Accordingly, for someone to assert that racism or lack of health insurance was at work here, one would have to determine that racism or health insurance played a role in the communication failure that kept the treating physician(s) from considering Ebola as a possibility.
I don’t know about you but that seems like quite a stretch to me.
Aside from the actual evidence that would argue against a racial bias in this instance when it comes to the best possible treatment, there is a strong, compelling and virtually irrefutable logic to the argument that Thomas Duncan was not treated differently because of either race or a lack of health insurance.
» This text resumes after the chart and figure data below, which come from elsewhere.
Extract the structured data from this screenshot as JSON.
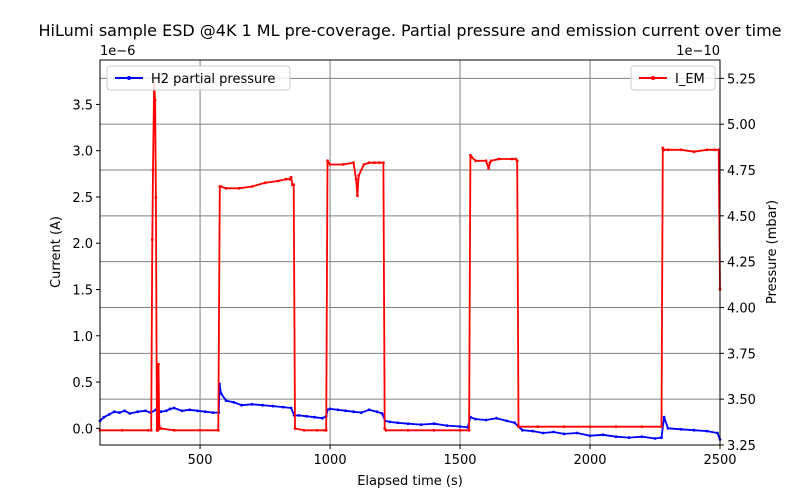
{
  "chart_data": {
    "type": "line",
    "title": "HiLumi sample ESD @4K 1 ML pre-coverage. Partial pressure and emission current over time",
    "xlabel": "Elapsed time (s)",
    "x_ticks": [
      500,
      1000,
      1500,
      2000,
      2500
    ],
    "x_tick_labels": [
      "500",
      "1000",
      "1500",
      "2000",
      "2500"
    ],
    "xlim": [
      115,
      2500
    ],
    "grid": true,
    "left_axis": {
      "label": "Current (A)",
      "offset_text": "1e−6",
      "ylim": [
        -0.18,
        3.98
      ],
      "ticks": [
        0.0,
        0.5,
        1.0,
        1.5,
        2.0,
        2.5,
        3.0,
        3.5
      ],
      "tick_labels": [
        "0.0",
        "0.5",
        "1.0",
        "1.5",
        "2.0",
        "2.5",
        "3.0",
        "3.5"
      ],
      "scale": "1e-6"
    },
    "right_axis": {
      "label": "Pressure (mbar)",
      "offset_text": "1e−10",
      "ylim": [
        3.25,
        5.35
      ],
      "ticks": [
        3.25,
        3.5,
        3.75,
        4.0,
        4.25,
        4.5,
        4.75,
        5.0,
        5.25
      ],
      "tick_labels": [
        "3.25",
        "3.50",
        "3.75",
        "4.00",
        "4.25",
        "4.50",
        "4.75",
        "5.00",
        "5.25"
      ],
      "scale": "1e-10"
    },
    "series": [
      {
        "name": "H2 partial pressure",
        "axis": "left",
        "color": "#0000ff",
        "legend_position": "upper left",
        "x": [
          115,
          130,
          150,
          170,
          190,
          210,
          230,
          260,
          290,
          310,
          330,
          350,
          370,
          385,
          400,
          430,
          460,
          490,
          520,
          550,
          572,
          575,
          580,
          600,
          630,
          660,
          700,
          740,
          780,
          820,
          850,
          862,
          880,
          910,
          940,
          970,
          985,
          990,
          1000,
          1030,
          1060,
          1090,
          1120,
          1150,
          1180,
          1200,
          1212,
          1230,
          1260,
          1300,
          1350,
          1400,
          1450,
          1500,
          1530,
          1540,
          1560,
          1600,
          1640,
          1680,
          1710,
          1725,
          1740,
          1780,
          1820,
          1860,
          1900,
          1950,
          2000,
          2050,
          2100,
          2150,
          2200,
          2250,
          2275,
          2285,
          2300,
          2350,
          2400,
          2450,
          2490,
          2500
        ],
        "values": [
          0.08,
          0.12,
          0.15,
          0.18,
          0.17,
          0.19,
          0.16,
          0.18,
          0.19,
          0.17,
          0.2,
          0.18,
          0.19,
          0.21,
          0.22,
          0.19,
          0.2,
          0.19,
          0.18,
          0.17,
          0.17,
          0.48,
          0.38,
          0.3,
          0.28,
          0.25,
          0.26,
          0.25,
          0.24,
          0.23,
          0.22,
          0.14,
          0.14,
          0.13,
          0.12,
          0.11,
          0.13,
          0.2,
          0.21,
          0.2,
          0.19,
          0.18,
          0.17,
          0.2,
          0.18,
          0.16,
          0.08,
          0.07,
          0.06,
          0.05,
          0.04,
          0.05,
          0.03,
          0.02,
          0.01,
          0.12,
          0.1,
          0.09,
          0.11,
          0.08,
          0.06,
          0.02,
          -0.02,
          -0.03,
          -0.05,
          -0.04,
          -0.06,
          -0.05,
          -0.08,
          -0.07,
          -0.09,
          -0.1,
          -0.09,
          -0.11,
          -0.1,
          0.12,
          0.0,
          -0.01,
          -0.02,
          -0.03,
          -0.05,
          -0.12
        ]
      },
      {
        "name": "I_EM",
        "axis": "right",
        "color": "#ff0000",
        "legend_position": "upper right",
        "x": [
          115,
          200,
          300,
          312,
          316,
          319,
          323,
          327,
          330,
          334,
          338,
          340,
          343,
          346,
          350,
          400,
          500,
          570,
          576,
          580,
          600,
          650,
          700,
          750,
          800,
          830,
          845,
          850,
          855,
          860,
          865,
          900,
          950,
          980,
          985,
          990,
          1000,
          1050,
          1090,
          1100,
          1105,
          1110,
          1130,
          1150,
          1170,
          1190,
          1205,
          1210,
          1215,
          1300,
          1400,
          1500,
          1535,
          1540,
          1545,
          1560,
          1600,
          1610,
          1615,
          1620,
          1650,
          1700,
          1715,
          1720,
          1725,
          1800,
          1900,
          2000,
          2100,
          2200,
          2275,
          2280,
          2285,
          2300,
          2350,
          2400,
          2450,
          2480,
          2495,
          2500
        ],
        "values": [
          3.33,
          3.33,
          3.33,
          3.33,
          4.37,
          4.75,
          5.22,
          5.13,
          4.6,
          3.33,
          3.33,
          3.69,
          3.35,
          3.34,
          3.34,
          3.33,
          3.33,
          3.33,
          4.66,
          4.66,
          4.65,
          4.65,
          4.66,
          4.68,
          4.69,
          4.7,
          4.7,
          4.71,
          4.67,
          4.67,
          3.34,
          3.33,
          3.33,
          3.33,
          3.33,
          4.8,
          4.78,
          4.78,
          4.79,
          4.7,
          4.61,
          4.72,
          4.78,
          4.79,
          4.79,
          4.79,
          4.79,
          3.34,
          3.33,
          3.33,
          3.33,
          3.33,
          3.33,
          4.83,
          4.82,
          4.8,
          4.8,
          4.76,
          4.79,
          4.8,
          4.81,
          4.81,
          4.81,
          4.8,
          3.35,
          3.35,
          3.35,
          3.35,
          3.35,
          3.35,
          3.35,
          4.87,
          4.86,
          4.86,
          4.86,
          4.85,
          4.86,
          4.86,
          4.86,
          4.1
        ]
      }
    ]
  }
}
One can reasonably assume that most everyone who was working at Texas Health Presbyterian on the day Mr. Duncan first appeared complaining of his symptoms lives in the Dallas area—meaning that each of them, and their families, would find themselves at ground zero for the spread of Ebola due to the presence of Duncan in their area.
What’s more, as I suspect that everyone from the clerks and nurses at the receiving desk to all remaining health professionals at the hospital were quite aware that Ebola does not only spread among the same race as the initial victim, it would make absolutely no sense whatsoever to take less of an interest in one individual presenting with Ebola who might be black than it would someone who is white—unless Ebola did not cross their minds as a possible diagnosis. And if that is the case, we should all be able to agree, based on the population of West Africa, that a white person coming into the ER with the same symptoms would be even less likely to capture the medical staff’s imagination and point it towards a possible case of Ebola.